上田:確かに。格闘技の世界が多様化していくのと同じように、音楽もクロスオーバーを重ねてきた時代でしたからね。

――上田さんの音楽がこのアニメ作品に見事に合致していることは、予告編の映像を観ただけでもわかりますが、碇谷監督としては、音楽面にはどのようなことを求めていたんでしょうか?

碇谷:何よりも、上田さんにお任せすれば、それこそNine Inch Nailsのトレント・レズナーのように全部をプロデュースしていただけるんじゃないかなという期待感がありました。今回、エンディング曲については、この物語の主人公にあたる藤巻十三という人物のキャラクターというか、その内面の部分を表現してほしいとお願いしたんです。そして実際、「CRY BOY」というヤバい曲が上がってきて。あの曲が届いた時には完全にこちらの想像を超えたもので、それを聴いたスタッフの1人が泣いてしまったくらいでした。

上田:ああ、よかった(笑)。

碇谷:本当に素晴らしかったですね。オープニング曲もめっちゃカッコいいし。

上田:オープニングの「FIGHT & PRIDE」に関しては、劇伴を作っている段階であったフレーズの1つをとても気に入っていたので、それを推したいなと思いつつ1曲に膨らませていったもので。いくつか場面に応じて作っていた中で「これをオープニングに持ってきたら“来る”な」と思ったわけです。そしてエンディングについては、今も監督がおっしゃったように「主人公の内面を描く」というリクエストがあったので、それを自分なりにどうできるかなと考えながら形にしていったんです。

AA= 上田剛士
AA= 上田剛士

「『CRY BOY』と『FIGHT & PRIDE』は表裏一体の関係」(上田)

――この藤巻という主人公は、だいぶ複雑な背景を抱えていますよね?

碇谷:ええ。実はこの物語自体は、かなり悲しい話なんです。主人公は好きな女性を奪われて、戦いに負けて、しかも警察に追われている立場にあって。最終回にはライバルの姫川勉と闘うシーンがあって、そこでこの曲が流れるんですけど、なんだか本当に泣けてくるんですよ。コンテを描いている段階では、いわゆる泣ける場面になるとは思ってもみなかったんですけど、完成した映像を観てみると、自分でも思いがけないほど感動的というか。絵自体はバッキバキに殴り合ってる図なんですけど、なぜか泣けるんです(笑)。これこそ音楽の力のなせる業だなと感じさせられました。

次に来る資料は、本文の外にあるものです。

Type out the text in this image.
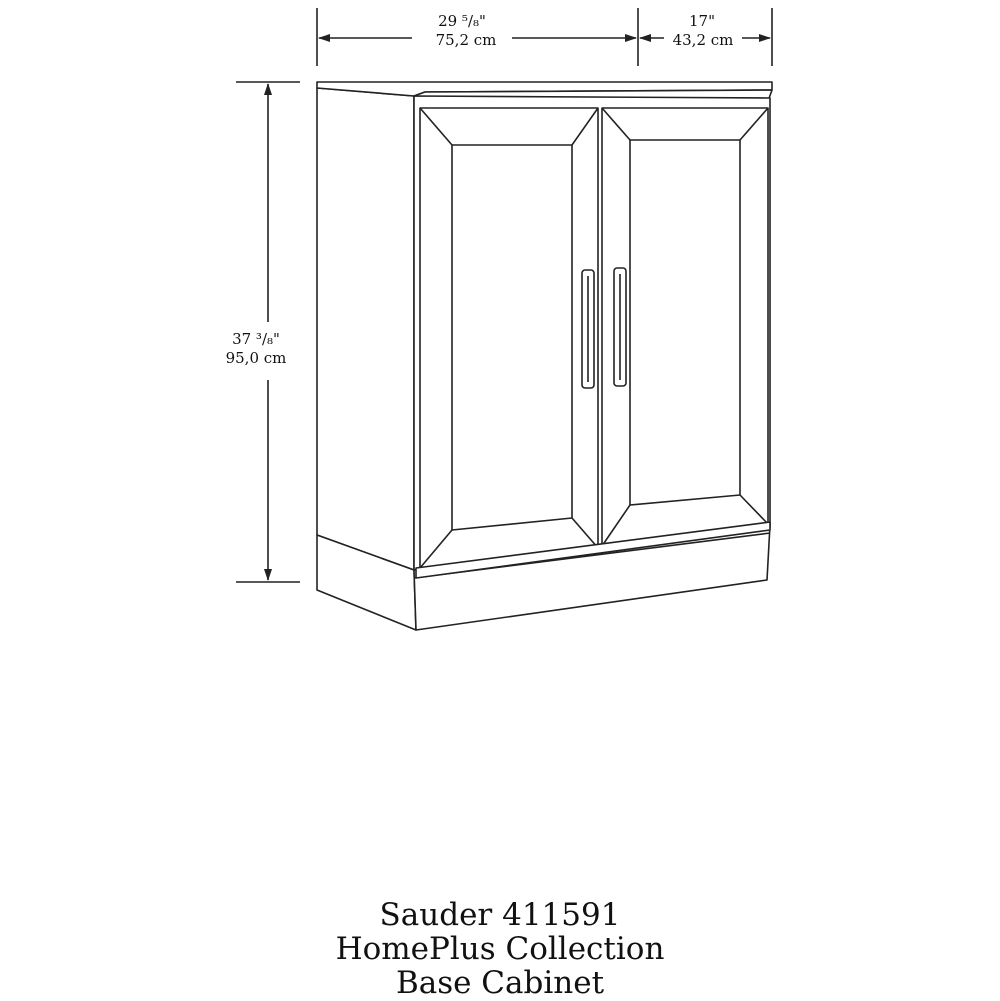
29 ⁵/₈"
75,2 cm
17"
43,2 cm
37 ³/₈"
95,0 cm
Sauder 411591
HomePlus Collection
Base Cabinet
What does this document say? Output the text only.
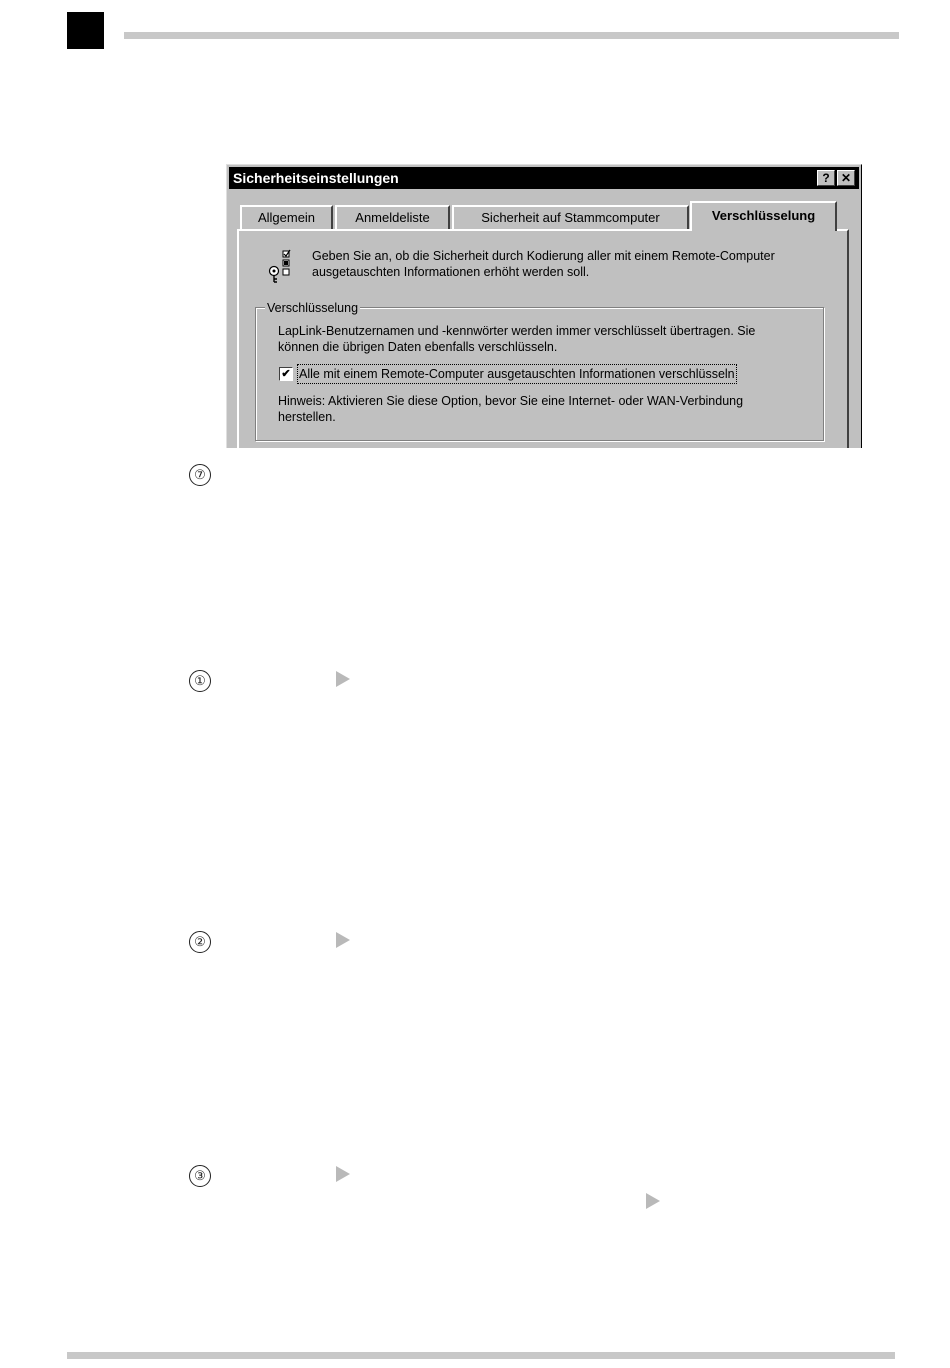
Sicherheitseinstellungen	? ✕
Allgemein	Anmeldeliste	Sicherheit auf Stammcomputer	Verschlüsselung
Geben Sie an, ob die Sicherheit durch Kodierung aller mit einem Remote-Computer
ausgetauschten Informationen erhöht werden soll.
Verschlüsselung
LapLink-Benutzernamen und -kennwörter werden immer verschlüsselt übertragen. Sie
können die übrigen Daten ebenfalls verschlüsseln.
✔ Alle mit einem Remote-Computer ausgetauschten Informationen verschlüsseln
Hinweis: Aktivieren Sie diese Option, bevor Sie eine Internet- oder WAN-Verbindung
herstellen.
⑦
①
②
③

上田:自分でもその場面を観るのが楽しみです。「CRY BOY」を作るにあたっては、主人公自身の葛藤というのが大きなテーマとしてありましたね。ただ、そこについては自分の中では「FIGHT & PRIDE」も同じで、2曲が表裏一体の関係にあるというか、同じテーマでありながら真逆というか。かなり重いテーマでもあるんです。「闘いたくて闘っているわけではない」ところがすごく重要だったりもするし。だけどそこに、闘わなくてはならない理由があったりするわけです。そういう複雑さ、裏腹さがあるから、音楽もアッパーなだけでは充分とは言えない。格闘モノだとわりとアッパーでイケイケな設定になりがちな傾向があると思うんですけど、この主人公の場合は「めちゃくちゃ強いし闘えるんだけど、むしろ闘いたくない」という心境にある。もちろんそういった心情に至るまでには理由や経緯もあるんですけど、そういったものを踏まえながら音楽を作るという意味でも、作り手としてすごく学ぶ部分がありましたね。

AA= - FIGHT & PRIDE(Official Music Video)

――そのシーンに似合っていればそれでいい、というわけではないからこそ。

上田:そうなんです。その意味では「FIGHT & PRIDE」についても同じことが言える。しかもこの物語においての藤巻に限らず、生きていてそういう場面が巡ってくることも現実にあるわけです。たとえば今の世界情勢、ウクライナで起きていることとかもそうだし、闘いたくもないのに闘わざるを得ない人たちの苦悩や葛藤が実際にある。そういったものも含めて、テーマとして意識しましたね。あくまで藤巻という男の物語ではありますけど、いろんな人たちの物語というか人生にも通じる部分があるはずだと思います。いわゆる格闘ではなくても、自分自身との闘いというのもあるわけだし。

――ええ。その物語自体についてですが、これは原作では登場人物の1人にすぎなかった藤巻を主人公とする、いわゆるスピンオフ的な作品でもあるわけですよね? 彼を中心に据えるというのは、どういった発想からだったんでしょうか?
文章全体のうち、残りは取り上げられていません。